Once the system is booted and healthy the corresponding $SLOT_TRY
variable needs to be reset to 0
, else it will continue incrementing to MAX_TRIES
with each reboot. After installing an update, the ORDER
needs to be swapped.
Error Handling
In case no slots meet the conditions, GRUB will wait indefinitely for manual intervention (timeout=-1
). This happens when both slots have reached the MAX_TRIES
limit.
By using this approach, the system ensures that it doesn’t enter into an infinite boot loop with problematic slots. Instead, it gracefully degrades to a state that allows user intervention. In some situations, booting into a rescue shell may be a good alternative – this can be done by setting the corresponding default
slot instead.
Benefits and Use Cases
The primary advantage of this approach is its robustness. A system configured with this GRUB2 setup won’t remain stuck in an endless boot loop. Instead, it’ll disable slots that fail to boot after a certain number of tries. This makes the system both smart and self-healing, offering automatic failover by switching to the next available slot when one fails.

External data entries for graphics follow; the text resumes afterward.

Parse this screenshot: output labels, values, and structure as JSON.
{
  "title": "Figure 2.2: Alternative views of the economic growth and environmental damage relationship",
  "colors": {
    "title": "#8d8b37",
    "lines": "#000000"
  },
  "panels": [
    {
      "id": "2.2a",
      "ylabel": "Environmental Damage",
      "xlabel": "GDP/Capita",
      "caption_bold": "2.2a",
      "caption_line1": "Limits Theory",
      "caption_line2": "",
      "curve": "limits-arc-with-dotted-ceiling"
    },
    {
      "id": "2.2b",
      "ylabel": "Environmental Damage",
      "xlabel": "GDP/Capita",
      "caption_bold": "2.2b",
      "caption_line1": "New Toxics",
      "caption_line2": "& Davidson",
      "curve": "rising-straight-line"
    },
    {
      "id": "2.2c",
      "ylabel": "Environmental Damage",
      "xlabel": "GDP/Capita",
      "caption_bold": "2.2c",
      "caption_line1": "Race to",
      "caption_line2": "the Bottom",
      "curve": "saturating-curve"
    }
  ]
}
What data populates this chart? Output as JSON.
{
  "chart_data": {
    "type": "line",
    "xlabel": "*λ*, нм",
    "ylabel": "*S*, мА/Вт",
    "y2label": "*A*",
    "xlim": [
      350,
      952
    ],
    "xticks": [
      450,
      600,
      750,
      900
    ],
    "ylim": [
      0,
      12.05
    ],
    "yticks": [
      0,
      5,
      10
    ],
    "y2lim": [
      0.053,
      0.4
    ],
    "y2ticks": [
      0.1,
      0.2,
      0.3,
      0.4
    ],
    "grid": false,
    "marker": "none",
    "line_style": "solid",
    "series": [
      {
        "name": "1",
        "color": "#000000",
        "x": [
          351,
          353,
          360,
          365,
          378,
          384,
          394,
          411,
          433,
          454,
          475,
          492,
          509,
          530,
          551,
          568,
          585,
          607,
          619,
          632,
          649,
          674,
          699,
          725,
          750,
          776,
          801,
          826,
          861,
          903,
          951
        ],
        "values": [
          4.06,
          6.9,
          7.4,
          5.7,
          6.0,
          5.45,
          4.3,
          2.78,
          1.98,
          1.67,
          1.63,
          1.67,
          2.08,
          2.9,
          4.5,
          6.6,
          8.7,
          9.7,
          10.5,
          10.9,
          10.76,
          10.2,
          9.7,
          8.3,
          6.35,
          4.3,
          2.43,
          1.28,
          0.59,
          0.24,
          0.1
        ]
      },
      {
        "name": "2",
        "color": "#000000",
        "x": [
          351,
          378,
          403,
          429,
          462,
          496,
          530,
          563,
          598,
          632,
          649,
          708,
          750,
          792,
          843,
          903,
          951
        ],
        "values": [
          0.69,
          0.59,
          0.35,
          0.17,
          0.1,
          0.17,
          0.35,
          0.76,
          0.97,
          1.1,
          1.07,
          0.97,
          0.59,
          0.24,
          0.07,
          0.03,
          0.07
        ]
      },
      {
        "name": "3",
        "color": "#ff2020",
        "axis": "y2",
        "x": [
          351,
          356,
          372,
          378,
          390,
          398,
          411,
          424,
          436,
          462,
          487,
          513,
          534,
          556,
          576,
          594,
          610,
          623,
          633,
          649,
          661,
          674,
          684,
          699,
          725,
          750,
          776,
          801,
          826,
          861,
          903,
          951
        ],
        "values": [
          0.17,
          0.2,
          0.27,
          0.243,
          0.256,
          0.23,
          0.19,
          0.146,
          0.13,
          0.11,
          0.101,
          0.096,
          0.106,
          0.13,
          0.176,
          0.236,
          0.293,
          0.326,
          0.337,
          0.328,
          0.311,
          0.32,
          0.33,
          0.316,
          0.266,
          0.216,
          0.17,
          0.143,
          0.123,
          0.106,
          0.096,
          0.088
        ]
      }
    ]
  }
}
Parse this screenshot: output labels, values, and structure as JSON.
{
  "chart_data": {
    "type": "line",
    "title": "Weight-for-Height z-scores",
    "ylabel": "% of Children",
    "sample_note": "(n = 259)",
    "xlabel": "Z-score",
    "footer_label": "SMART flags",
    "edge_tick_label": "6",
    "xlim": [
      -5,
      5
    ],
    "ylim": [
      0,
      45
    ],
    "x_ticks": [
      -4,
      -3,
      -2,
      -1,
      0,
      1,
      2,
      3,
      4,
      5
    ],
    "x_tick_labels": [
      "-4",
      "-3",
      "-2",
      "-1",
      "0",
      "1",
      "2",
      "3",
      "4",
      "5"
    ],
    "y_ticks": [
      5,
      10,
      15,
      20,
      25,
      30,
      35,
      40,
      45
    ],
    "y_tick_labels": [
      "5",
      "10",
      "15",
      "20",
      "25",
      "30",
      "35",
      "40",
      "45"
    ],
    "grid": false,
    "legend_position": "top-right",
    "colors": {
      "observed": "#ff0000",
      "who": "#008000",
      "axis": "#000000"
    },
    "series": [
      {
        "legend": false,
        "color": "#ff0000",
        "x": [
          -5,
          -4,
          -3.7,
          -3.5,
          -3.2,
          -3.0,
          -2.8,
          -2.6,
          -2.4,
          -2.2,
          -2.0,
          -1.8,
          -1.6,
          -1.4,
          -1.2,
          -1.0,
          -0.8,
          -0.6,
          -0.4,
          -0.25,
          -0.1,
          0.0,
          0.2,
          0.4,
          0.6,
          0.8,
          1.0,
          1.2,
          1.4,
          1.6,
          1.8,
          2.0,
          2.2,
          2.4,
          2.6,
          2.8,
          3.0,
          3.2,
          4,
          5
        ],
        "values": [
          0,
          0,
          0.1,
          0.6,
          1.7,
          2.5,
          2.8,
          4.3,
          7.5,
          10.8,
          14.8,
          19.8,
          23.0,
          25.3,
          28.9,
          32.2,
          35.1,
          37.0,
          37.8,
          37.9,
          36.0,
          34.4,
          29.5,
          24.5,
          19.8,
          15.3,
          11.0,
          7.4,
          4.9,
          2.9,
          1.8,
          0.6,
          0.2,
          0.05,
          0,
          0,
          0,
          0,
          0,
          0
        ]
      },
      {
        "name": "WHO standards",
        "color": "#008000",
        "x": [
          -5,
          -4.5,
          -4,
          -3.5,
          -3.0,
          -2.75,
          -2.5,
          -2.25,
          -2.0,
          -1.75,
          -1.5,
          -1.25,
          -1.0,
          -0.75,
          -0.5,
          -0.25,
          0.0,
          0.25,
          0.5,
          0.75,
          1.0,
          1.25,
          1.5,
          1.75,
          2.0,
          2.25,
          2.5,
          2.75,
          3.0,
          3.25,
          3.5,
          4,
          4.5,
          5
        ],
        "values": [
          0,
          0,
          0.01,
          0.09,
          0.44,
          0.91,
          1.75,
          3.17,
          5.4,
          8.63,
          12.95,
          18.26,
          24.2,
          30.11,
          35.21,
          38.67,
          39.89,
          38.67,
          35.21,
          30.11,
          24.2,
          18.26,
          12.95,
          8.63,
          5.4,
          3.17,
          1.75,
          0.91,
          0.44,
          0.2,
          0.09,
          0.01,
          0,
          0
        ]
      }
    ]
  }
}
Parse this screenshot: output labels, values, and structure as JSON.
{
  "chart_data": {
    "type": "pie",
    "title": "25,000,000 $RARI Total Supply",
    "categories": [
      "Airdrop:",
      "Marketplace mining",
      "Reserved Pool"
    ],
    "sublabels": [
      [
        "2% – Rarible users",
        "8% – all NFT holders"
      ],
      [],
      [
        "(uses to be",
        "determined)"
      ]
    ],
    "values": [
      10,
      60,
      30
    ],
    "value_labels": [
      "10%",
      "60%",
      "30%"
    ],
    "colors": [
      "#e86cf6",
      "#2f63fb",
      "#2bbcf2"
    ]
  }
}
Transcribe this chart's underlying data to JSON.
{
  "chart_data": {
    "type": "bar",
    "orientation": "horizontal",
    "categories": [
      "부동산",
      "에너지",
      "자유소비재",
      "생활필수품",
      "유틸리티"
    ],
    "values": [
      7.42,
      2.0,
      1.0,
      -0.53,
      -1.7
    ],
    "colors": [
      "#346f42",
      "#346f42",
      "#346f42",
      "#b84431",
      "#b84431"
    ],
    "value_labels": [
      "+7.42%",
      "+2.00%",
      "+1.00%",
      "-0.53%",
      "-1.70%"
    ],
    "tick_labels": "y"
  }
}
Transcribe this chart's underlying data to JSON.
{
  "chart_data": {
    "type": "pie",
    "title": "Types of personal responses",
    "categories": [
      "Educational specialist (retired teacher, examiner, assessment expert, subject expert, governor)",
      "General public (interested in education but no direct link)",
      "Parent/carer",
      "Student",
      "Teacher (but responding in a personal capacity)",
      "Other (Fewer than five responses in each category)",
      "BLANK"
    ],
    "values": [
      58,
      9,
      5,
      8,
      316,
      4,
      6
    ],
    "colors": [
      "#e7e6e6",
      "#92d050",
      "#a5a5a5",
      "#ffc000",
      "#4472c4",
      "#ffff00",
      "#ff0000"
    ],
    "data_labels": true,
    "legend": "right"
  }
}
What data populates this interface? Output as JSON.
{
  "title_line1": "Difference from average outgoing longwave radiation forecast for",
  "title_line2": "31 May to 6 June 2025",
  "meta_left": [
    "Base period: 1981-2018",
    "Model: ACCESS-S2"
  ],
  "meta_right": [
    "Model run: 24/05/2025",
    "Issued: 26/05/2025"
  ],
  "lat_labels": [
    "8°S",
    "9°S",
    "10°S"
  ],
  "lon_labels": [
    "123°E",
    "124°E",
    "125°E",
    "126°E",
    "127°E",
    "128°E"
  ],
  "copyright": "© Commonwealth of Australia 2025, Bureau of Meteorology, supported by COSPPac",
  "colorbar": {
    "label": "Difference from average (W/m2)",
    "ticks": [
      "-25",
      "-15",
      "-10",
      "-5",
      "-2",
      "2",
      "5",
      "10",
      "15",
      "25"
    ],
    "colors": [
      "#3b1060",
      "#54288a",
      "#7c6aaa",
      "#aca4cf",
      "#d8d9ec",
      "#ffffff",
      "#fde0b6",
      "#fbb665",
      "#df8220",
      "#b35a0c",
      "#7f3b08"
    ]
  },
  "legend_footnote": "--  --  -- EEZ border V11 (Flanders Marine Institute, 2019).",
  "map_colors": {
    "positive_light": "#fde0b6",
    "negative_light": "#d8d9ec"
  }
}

Modifying Variables with grub-editenv
The variables – such as MAX_RETRIES
, A_OK
, and B_OK
can be modified using the grub-editenv
utility. This can be useful for scenarios where you want to manually override the automatic behavior, for testing or debugging purposes.
# Example: Setting MAX_RETRIES to 5
grub-editenv /boot/grub/grubenv set "MAX_RETRIES=5"
Integration with RAUC
For those who are using the Robust Auto-Update Controller (RAUC) for managing updates on their embedded systems, this GRUB2 configuration can be plugged in seamlessly. While a full explanation is out of scope here, know that RAUC can set these GRUB environment variables as part of its update process, enhancing the reliability of your updates.
Conclusion
With a simple tweak in your GRUB2 configuration, you can make your systems more resilient and easier to maintain. So go ahead and integrate this setup into your projects.